Réunion du 17 mars 2016 à 15h00
Protection de la nation — Article 2

Photo de Philippe KaltenbachPhilippe Kaltenbach :

Nous avons beaucoup débattu de la nécessité, de l’utilité, de l’opportunité de modifier notre Constitution sur deux aspects : l’état d’urgence et la déchéance de nationalité.

Concernant l’état d’urgence, même si son introduction dans la Constitution n’est peut-être pas une nécessité impérieuse, nous avons bien vu, lors des débats, qu’elle sera utile pour deux raisons principales : elle donnera un fondement incontestable aux mesures de police administrative et elle encadrera la déclaration et le déroulement de l’état d’urgence, lequel ne pourra plus être modifié par une loi ordinaire.

Je n’ai donc eu aucun état d’âme à voter l’article 1er. En revanche, je me suis longuement interrogé sur l’article 2. Pour être clair, je ne conteste pas l’idée d’une sanction forte et exemplaire à l’égard des terroristes. Mon interrogation porte sur la nécessité d’inscrire une telle disposition dans la Constitution.

Je suis arrivé à la conclusion que, à partir du moment où la déchéance de nationalité n’est plus une mesure administrative, mais, de fait, une peine complémentaire prononcée par le juge – c’est ce qu’a validé le Gouvernement avec la rédaction de l’Assemblée nationale –, l’article 34 de la Constitution suffit largement. Cet article précise en effet que « la loi fixe les règles concernant […] la détermination des crimes et délits ainsi que les peines qui leur sont applicables ».

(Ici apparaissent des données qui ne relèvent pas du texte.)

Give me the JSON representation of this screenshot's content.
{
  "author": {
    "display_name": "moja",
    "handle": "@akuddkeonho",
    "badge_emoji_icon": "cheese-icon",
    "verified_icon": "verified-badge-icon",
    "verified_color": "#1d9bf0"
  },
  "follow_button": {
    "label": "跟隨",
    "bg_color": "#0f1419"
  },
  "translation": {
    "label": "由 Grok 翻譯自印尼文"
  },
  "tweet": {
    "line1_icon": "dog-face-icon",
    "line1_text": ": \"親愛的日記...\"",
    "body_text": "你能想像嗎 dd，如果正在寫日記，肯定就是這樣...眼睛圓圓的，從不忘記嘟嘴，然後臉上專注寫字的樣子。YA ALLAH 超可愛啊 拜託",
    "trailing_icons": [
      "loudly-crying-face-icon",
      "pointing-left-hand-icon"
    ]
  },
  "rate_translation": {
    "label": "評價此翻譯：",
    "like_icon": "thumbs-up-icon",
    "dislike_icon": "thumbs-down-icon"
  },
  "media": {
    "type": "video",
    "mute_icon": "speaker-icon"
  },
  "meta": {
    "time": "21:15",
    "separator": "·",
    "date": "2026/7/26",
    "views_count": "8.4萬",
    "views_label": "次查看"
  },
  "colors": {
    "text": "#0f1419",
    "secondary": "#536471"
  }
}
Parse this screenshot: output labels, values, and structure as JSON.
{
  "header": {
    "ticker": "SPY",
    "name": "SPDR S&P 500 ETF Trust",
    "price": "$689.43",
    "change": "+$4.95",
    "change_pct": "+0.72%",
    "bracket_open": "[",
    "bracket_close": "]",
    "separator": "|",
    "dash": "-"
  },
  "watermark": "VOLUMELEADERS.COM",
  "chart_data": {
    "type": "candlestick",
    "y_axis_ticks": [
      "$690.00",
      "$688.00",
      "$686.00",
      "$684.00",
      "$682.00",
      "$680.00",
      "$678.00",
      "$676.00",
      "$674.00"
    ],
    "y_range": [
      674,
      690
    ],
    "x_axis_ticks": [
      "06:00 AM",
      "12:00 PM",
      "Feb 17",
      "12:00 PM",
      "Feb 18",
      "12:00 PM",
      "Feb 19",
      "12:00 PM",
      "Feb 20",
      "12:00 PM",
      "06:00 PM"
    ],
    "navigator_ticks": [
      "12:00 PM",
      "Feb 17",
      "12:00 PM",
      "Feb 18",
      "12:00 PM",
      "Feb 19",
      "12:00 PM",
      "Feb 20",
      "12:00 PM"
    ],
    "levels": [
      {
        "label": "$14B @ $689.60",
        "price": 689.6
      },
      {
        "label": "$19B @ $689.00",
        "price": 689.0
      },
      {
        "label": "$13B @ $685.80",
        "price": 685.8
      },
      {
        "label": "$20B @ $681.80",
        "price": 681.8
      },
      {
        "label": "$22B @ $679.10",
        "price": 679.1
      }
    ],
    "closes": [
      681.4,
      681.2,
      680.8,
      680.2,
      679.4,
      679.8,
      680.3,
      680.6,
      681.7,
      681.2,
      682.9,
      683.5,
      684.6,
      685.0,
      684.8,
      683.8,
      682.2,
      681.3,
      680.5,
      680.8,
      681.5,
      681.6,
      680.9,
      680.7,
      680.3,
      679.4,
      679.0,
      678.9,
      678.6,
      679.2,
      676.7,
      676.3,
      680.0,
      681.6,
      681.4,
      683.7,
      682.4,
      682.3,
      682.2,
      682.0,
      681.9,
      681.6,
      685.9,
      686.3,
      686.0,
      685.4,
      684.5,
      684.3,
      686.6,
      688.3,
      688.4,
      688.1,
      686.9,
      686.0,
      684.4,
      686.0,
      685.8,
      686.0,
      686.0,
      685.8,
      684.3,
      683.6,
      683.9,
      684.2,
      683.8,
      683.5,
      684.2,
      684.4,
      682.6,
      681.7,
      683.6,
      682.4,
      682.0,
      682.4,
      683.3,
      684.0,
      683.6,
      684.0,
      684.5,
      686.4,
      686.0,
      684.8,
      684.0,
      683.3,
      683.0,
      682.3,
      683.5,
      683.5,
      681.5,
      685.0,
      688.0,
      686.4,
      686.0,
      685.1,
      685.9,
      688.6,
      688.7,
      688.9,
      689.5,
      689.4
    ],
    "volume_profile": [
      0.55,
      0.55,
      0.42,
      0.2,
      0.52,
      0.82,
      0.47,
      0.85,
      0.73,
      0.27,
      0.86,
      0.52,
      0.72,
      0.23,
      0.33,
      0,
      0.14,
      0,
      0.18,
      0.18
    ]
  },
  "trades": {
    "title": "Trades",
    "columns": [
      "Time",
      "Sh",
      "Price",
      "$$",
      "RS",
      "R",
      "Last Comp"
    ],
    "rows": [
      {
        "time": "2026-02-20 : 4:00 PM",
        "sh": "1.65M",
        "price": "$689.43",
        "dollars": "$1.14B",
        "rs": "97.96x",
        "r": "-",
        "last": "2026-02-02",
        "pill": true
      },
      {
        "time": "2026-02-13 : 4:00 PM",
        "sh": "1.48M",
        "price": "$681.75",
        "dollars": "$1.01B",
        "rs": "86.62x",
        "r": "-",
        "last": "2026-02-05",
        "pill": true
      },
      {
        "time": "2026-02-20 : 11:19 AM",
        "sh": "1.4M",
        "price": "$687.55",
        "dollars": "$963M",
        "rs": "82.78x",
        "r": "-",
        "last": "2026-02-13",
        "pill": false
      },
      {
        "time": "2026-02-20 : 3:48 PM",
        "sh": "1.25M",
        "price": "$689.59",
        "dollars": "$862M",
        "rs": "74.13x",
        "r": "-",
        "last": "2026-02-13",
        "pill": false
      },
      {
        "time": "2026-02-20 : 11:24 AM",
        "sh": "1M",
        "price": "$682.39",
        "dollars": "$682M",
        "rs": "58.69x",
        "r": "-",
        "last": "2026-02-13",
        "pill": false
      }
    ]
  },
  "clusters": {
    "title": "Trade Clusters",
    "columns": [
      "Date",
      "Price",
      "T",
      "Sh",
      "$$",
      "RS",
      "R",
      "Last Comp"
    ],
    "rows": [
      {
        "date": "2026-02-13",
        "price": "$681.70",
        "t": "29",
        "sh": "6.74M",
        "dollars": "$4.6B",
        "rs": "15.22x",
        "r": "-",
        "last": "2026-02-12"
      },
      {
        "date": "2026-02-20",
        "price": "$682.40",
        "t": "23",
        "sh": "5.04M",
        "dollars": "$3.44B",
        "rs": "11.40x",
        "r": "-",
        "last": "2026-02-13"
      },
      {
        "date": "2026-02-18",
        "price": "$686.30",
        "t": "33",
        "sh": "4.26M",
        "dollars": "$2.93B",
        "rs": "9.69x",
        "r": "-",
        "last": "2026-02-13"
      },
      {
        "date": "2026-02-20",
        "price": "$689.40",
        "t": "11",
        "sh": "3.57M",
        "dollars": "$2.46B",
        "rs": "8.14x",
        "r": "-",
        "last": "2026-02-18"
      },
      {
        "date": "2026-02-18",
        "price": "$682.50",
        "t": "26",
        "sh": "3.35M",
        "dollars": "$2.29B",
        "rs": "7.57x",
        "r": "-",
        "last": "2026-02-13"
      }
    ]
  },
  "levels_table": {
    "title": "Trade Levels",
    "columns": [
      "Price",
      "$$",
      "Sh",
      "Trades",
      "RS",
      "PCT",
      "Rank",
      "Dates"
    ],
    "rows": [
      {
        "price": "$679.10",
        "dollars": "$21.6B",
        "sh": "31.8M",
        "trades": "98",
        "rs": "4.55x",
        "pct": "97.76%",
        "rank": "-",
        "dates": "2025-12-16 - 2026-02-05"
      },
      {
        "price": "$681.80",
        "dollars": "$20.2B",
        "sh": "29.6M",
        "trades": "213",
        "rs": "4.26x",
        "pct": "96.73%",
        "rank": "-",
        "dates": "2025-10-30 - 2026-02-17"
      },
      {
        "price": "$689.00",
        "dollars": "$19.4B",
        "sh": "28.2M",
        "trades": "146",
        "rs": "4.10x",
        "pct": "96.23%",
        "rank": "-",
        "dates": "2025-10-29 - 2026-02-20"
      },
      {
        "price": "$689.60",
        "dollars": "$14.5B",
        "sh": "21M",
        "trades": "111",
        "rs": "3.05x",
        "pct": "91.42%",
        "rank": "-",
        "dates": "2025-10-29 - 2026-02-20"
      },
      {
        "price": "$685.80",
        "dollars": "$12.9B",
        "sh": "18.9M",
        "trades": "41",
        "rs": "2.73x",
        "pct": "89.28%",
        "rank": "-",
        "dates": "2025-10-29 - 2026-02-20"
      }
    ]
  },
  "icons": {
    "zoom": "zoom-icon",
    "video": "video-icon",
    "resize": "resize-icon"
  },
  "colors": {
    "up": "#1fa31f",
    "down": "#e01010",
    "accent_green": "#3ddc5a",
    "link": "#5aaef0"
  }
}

Alors, pourquoi faire bégayer l’article 34 ? Pourquoi inscrire cette notion dans la Constitution si ce n’est pas nécessaire ? J’avoue que, s’il y avait eu un large consensus, j’aurais peut-être pu oublier l’argument juridique au bénéfice de la recherche du rassemblement et de l’unité nationale. Mais, on l’a vu, tel n’est pas le cas.

Loin de rassembler, l’article 2 divise, à gauche comme à droite, et il est perçu comme une stigmatisation par nos concitoyens binationaux. De plus, nos débats depuis deux jours ont bien montré qu’il n’y aurait pas de compromis envisageable entre le texte de l’Assemblée nationale et la proposition de la majorité sénatoriale.

Aussi en ai-je conclu que, si nous souhaitons aboutir sur l’article 1er, il faudra en passer par l’abandon de l’article 2, d’où l’amendement de suppression que je propose, en insistant sur la non-nécessité d’inscrire une telle disposition dans la Constitution. Si le Gouvernement estime par la suite que cette peine complémentaire de déchéance ou toute autre peine – déchéance de citoyenneté, indignité nationale – est utile, une loi ordinaire pourra largement suffire pour modifier l’article 25 du code civil. L’avantage sera évident : on ne stigmatisera pas les binationaux et on n’inscrira pas dans « le marbre » de la Constitution une distinction entre Français qui ont une nationalité et Français qui sont binationaux.

Je le répète, si nous voulons aboutir sur l’article 1er, il me semble raisonnable de nous délester d’un article 2 qui n’a rien à faire dans la Constitution et qui nous divise. Telles sont les raisons pour lesquelles je vous propose de voter sa suppression.